Investment fraud lawyers are currently investigating claims on behalf of UPS employees who suffered significant losses as a result of their concentrated position in UPS stock. A recent securities arbitration claim was filed with the Financial Industry Regulatory Authority’s Office of Dispute Resolution on behalf of one investor against Wells Fargo Advisors, seeking damages of $4,000,000.
The claim alleges that the claimant, a 40-year employee of UPS, acquired more than 234,000 shares of UPS stock through the company’s Employee Stock Purchase Plan and Manager’s Incentive Program. A Hypothecation Loan was allegedly opened to facilitate the purchase of the stock, which was used as collateral for the loan. Reportedly, the investor reached a Note and Security Agreement with Wells Fargo when he moved his hypo loan to the firm.
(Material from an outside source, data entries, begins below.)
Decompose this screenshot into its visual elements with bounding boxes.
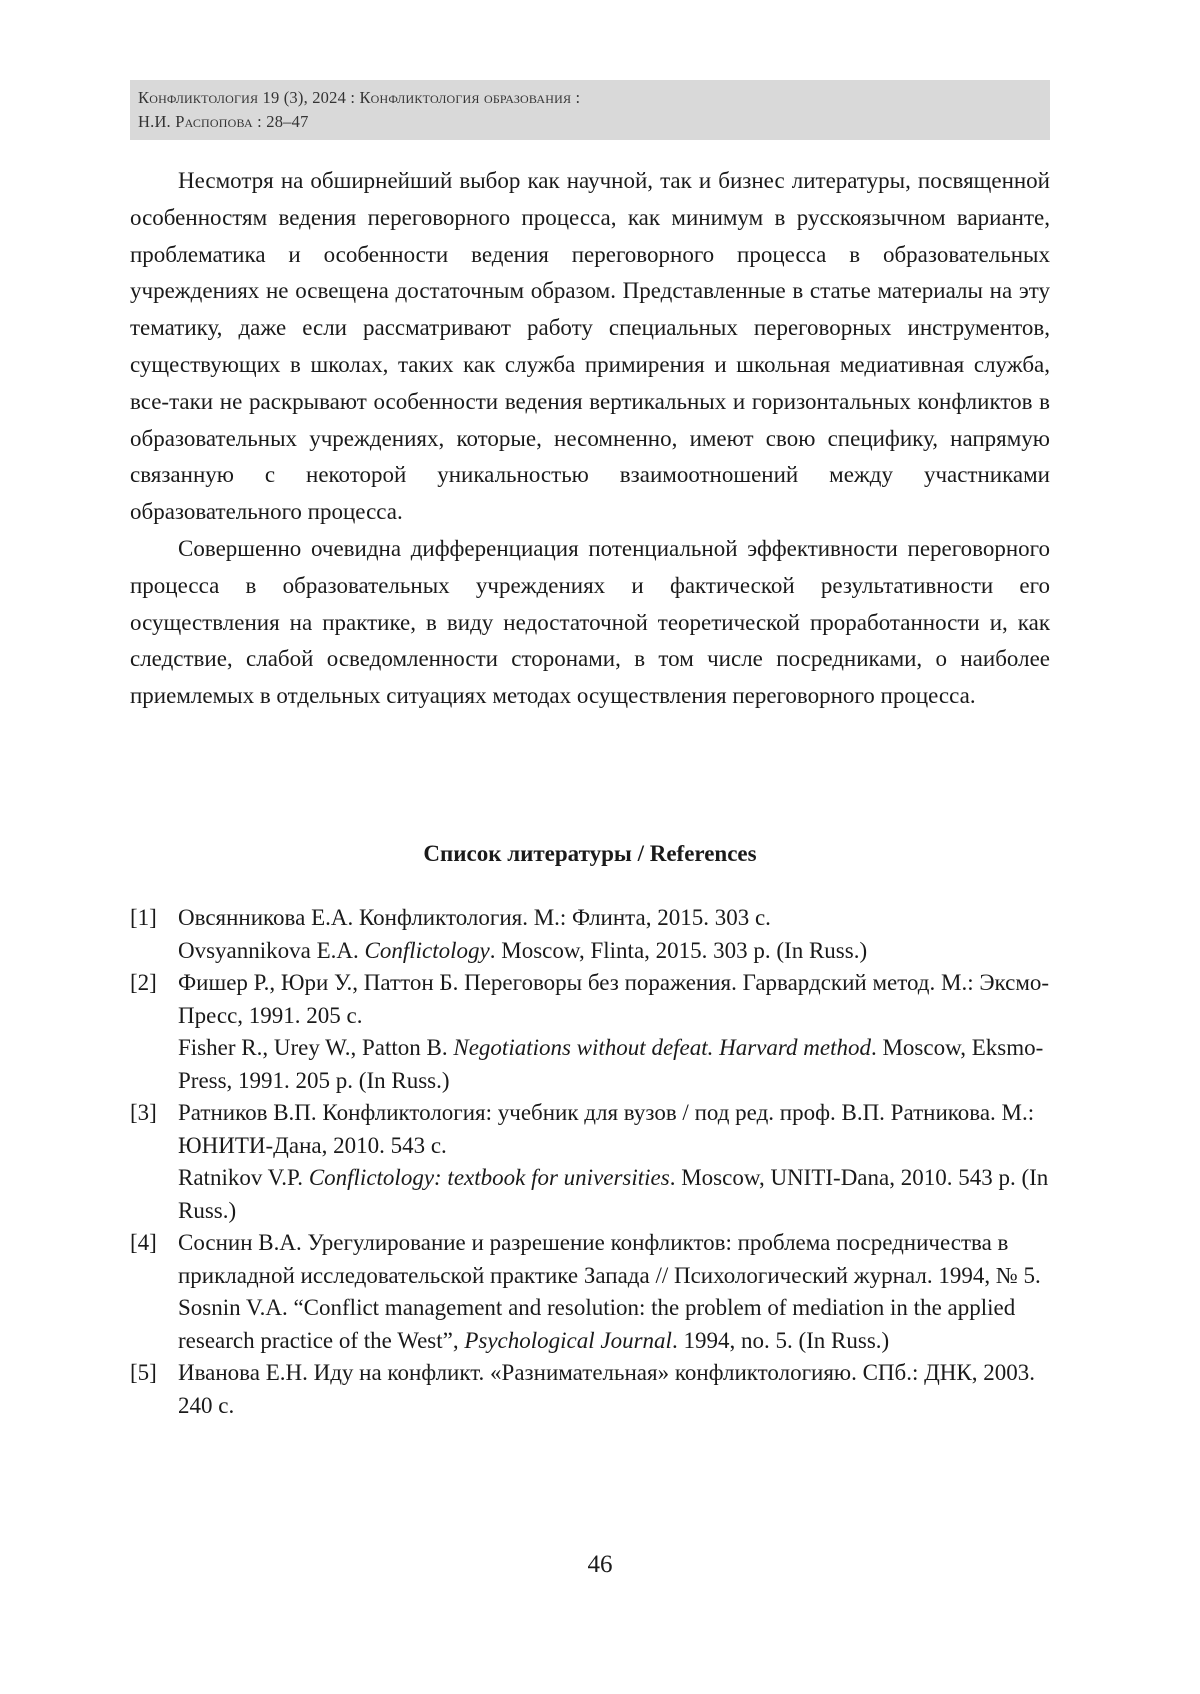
reference-number: [4]	[130, 1230, 157, 1255]
reference-item	[130, 967, 1050, 1097]
reference-english-text: Ovsyannikova E.A.	[178, 937, 365, 963]
article-body	[130, 163, 1050, 715]
reference-english	[178, 1032, 1050, 1097]
reference-english-title: Negotiations without defeat. Harvard method	[453, 1035, 871, 1060]
reference-item	[130, 1097, 1050, 1227]
page-number: 46	[587, 1551, 613, 1578]
reference-english-text: Fisher R., Urey W., Patton B.	[178, 1035, 454, 1060]
reference-english-details: . 1994, no. 5. (In Russ.)	[671, 1327, 890, 1353]
reference-english-details: . Moscow, Eksmo-Press, 1991. 205 p. (In Russ.)	[178, 1035, 1044, 1093]
reference-english	[178, 1292, 1050, 1357]
reference-russian: Ратников В.П. Конфликтология: учебник для вузов / под ред. проф. В.П. Ратникова. М.: ЮНИТИ-Дана, 2010. 543 с.	[178, 1100, 1035, 1158]
running-head-line-1: Конфликтология 19 (3), 2024 : Конфликтология образования :	[138, 88, 581, 107]
reference-number: [1]	[130, 905, 157, 930]
references-list	[130, 902, 1050, 1422]
reference-english-title: Conflictology: textbook for universities	[308, 1165, 670, 1190]
body-paragraph: Совершенно очевидна дифференциация потенциальной эффективности переговорного процесса в образовательных учреждениях и фактической результативности его осуществления на практике, в виду недостаточной теоретической проработанности и, как следствие, слабой осведомленности сторонами, в том числе посредниками, о наиболее приемлемых в отдельных ситуациях методах осуществления переговорного процесса.	[130, 535, 1050, 709]
reference-russian: Фишер Р., Юри У., Паттон Б. Переговоры без поражения. Гарвардский метод. М.: Эксмо-Пресс, 1991. 205 с.	[178, 970, 1050, 1028]
reference-english-title: Psychological Journal	[464, 1327, 672, 1353]
body-paragraph: Несмотря на обширнейший выбор как научной, так и бизнес литературы, посвященной особенностям ведения переговорного процесса, как минимум в русскоязычном варианте, проблематика и особенности ведения переговорного процесса в образовательных учреждениях не освещена достаточным образом. Представленные в статье материалы на эту тематику, даже если рассматривают работу специальных переговорных инструментов, существующих в школах, таких как служба примирения и школьная медиативная служба, все-таки не раскрывают особенности ведения вертикальных и горизонтальных конфликтов в образовательных учреждениях, которые, несомненно, имеют свою специфику, напрямую связанную с некоторой уникальностью взаимоотношений между участниками образовательного процесса.	[130, 168, 1050, 525]
reference-number: [2]	[130, 970, 157, 995]
references-title: Список литературы / References	[423, 841, 757, 866]
reference-english-details: . Moscow, Flinta, 2015. 303 p. (In Russ.)	[489, 937, 868, 963]
reference-item	[130, 902, 1050, 967]
reference-english-details: . Moscow, UNITI-Dana, 2010. 543 p. (In Russ.)	[178, 1165, 1049, 1223]
reference-number: [5]	[130, 1360, 157, 1385]
reference-english	[178, 935, 1050, 968]
reference-russian: Соснин В.А. Урегулирование и разрешение конфликтов: проблема посредничества в прикладной исследовательской практике Запада // Психологический журнал. 1994, № 5.	[178, 1230, 1041, 1288]
reference-english-title: Conflictology	[364, 937, 490, 963]
reference-english-text: Sosnin V.A. “Conflict management and resolution: the problem of mediation in the applied research practice of the West”,	[178, 1295, 1016, 1353]
reference-number: [3]	[130, 1100, 157, 1125]
reference-russian: Овсянникова Е.А. Конфликтология. М.: Флинта, 2015. 303 с.	[178, 905, 771, 930]
reference-russian: Иванова Е.Н. Иду на конфликт. «Разнимательная» конфликтологияю. СПб.: ДНК, 2003. 240 с.	[178, 1360, 1036, 1418]
reference-item	[130, 1227, 1050, 1357]
running-head-line-2: Н.И. Распопова : 28–47	[138, 112, 309, 131]
reference-item	[130, 1357, 1050, 1422]
reference-english-text: Ratnikov V.P.	[178, 1165, 309, 1190]
reference-english	[178, 1162, 1050, 1227]
running-head	[130, 80, 1050, 140]
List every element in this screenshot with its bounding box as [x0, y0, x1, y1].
Allegedly, Wells Fargo did not recommend a risk management strategy, such as a protective put and/or collar in order to protect the investor’s leveraged, concentrated position. Meanwhile, Wells Fargo used the UPS stock as collateral for loans to the investor. When UPS’ stock suffered a significant decline that dropped its value well below the loan-to-value ratio, the collateral call on the loan could have been prevented by a protective put option or collar. However, Wells Fargo allegedly facilitated borrowing against the investor’s concentrated stock position, while it was unprotected by a risk management strategy, in an effort to make money.